Though initially approved by Salt Lake County, the high-density, 9,000-residential unit Olympic Hills project was ultimately vetoed by then-County Mayor Ben McAdams in the face of opposition from area mayors and thousands of residents, mostly over traffic concerns.

Staggs said southwest cities are unfairly perceived as resisting higher-density housing, when, in fact, they’ve allowed thousands of multifamily dwellings in recent years and thousands more are in the pipeline. Denser housing now represents between 30 percent and 40 percent of all housing stock in their communities, the mayors wrote, a ratio on par or higher than other areas of the county.

“People and even legislators and folks with the county I speak with sometimes think that Bluffdale, Herriman and parts of Riverton are made up of these sprawling acre-plus lots with horses,” Staggs said. “That is not the case. They just don’t know what we’ve done.”

There are indications, too, that Riverton and adjacent communities have begun to strike out on their own on key issues.

Leaders in Herriman, Riverton, West Jordan and Copperton also recently voiced support for a bill that would essentially let communities break away and create their own county without needing support from the county they are leaving.

And while they’re not saying they’re likely to secede, several city officials from the area have said that HB39, sponsored by Rep. Kim Coleman, R-West Jordan, could give them leverage with county officials in some long-standing disputes, including over transportation spending.

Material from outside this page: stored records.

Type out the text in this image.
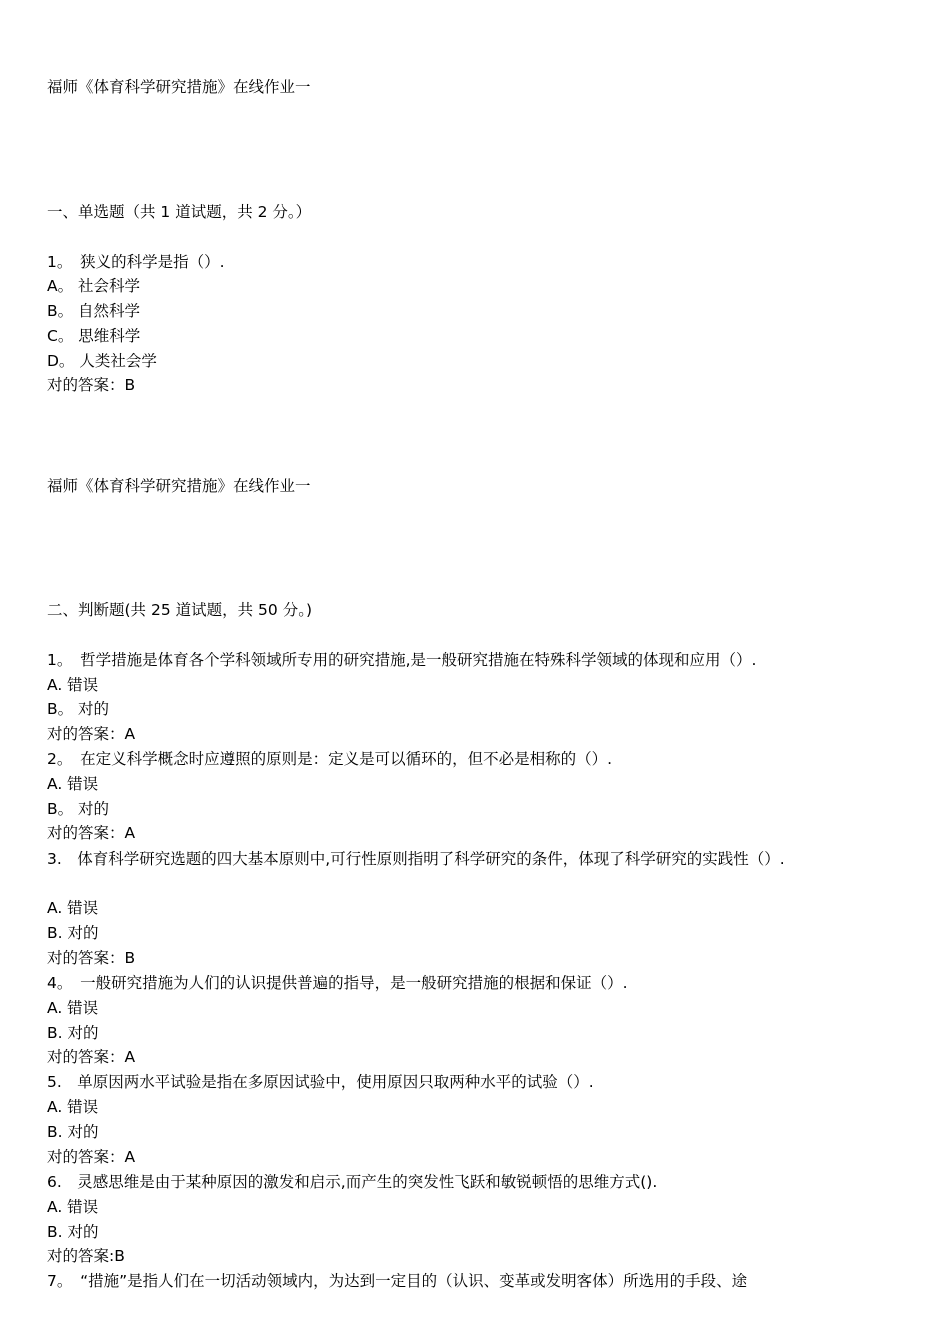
福师《体育科学研究措施》在线作业一
一、单选题（共 1 道试题，共 2 分。）
1。　狭义的科学是指（）.
A。 社会科学
B。 自然科学
C。 思维科学
D。 人类社会学
对的答案：B
福师《体育科学研究措施》在线作业一
二、判断题(共 25 道试题，共 50 分。)
1。　哲学措施是体育各个学科领域所专用的研究措施,是一般研究措施在特殊科学领域的体现和应用（）.
A. 错误
B。 对的
对的答案：A
2。　在定义科学概念时应遵照的原则是：定义是可以循环的，但不必是相称的（）.
A. 错误
B。 对的
对的答案：A
3.　体育科学研究选题的四大基本原则中,可行性原则指明了科学研究的条件，体现了科学研究的实践性（）.
A. 错误
B. 对的
对的答案：B
4。　一般研究措施为人们的认识提供普遍的指导，是一般研究措施的根据和保证（）.
A. 错误
B. 对的
对的答案：A
5.　单原因两水平试验是指在多原因试验中，使用原因只取两种水平的试验（）.
A. 错误
B. 对的
对的答案：A
6.　灵感思维是由于某种原因的激发和启示,而产生的突发性飞跃和敏锐顿悟的思维方式().
A. 错误
B. 对的
对的答案:B
7。　“措施”是指人们在一切活动领域内，为达到一定目的（认识、变革或发明客体）所选用的手段、途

In their op-ed, the mayors also announced they are amassing $250,000 to pay for a first-ever joint regional planning effort, designed to create a vision for integrating the six cities’ roadways and transit systems. Salt Lake County has already put $100,000 toward the study, and the cities have contributed $25,000 among them while they seek a grant to pay for the rest of it.

“This is a critical step,” the mayors wrote of their planning effort.

And, for commuters’ sake, they are asking the state to do more to ease that bumper-to-bumper traffic they face almost daily.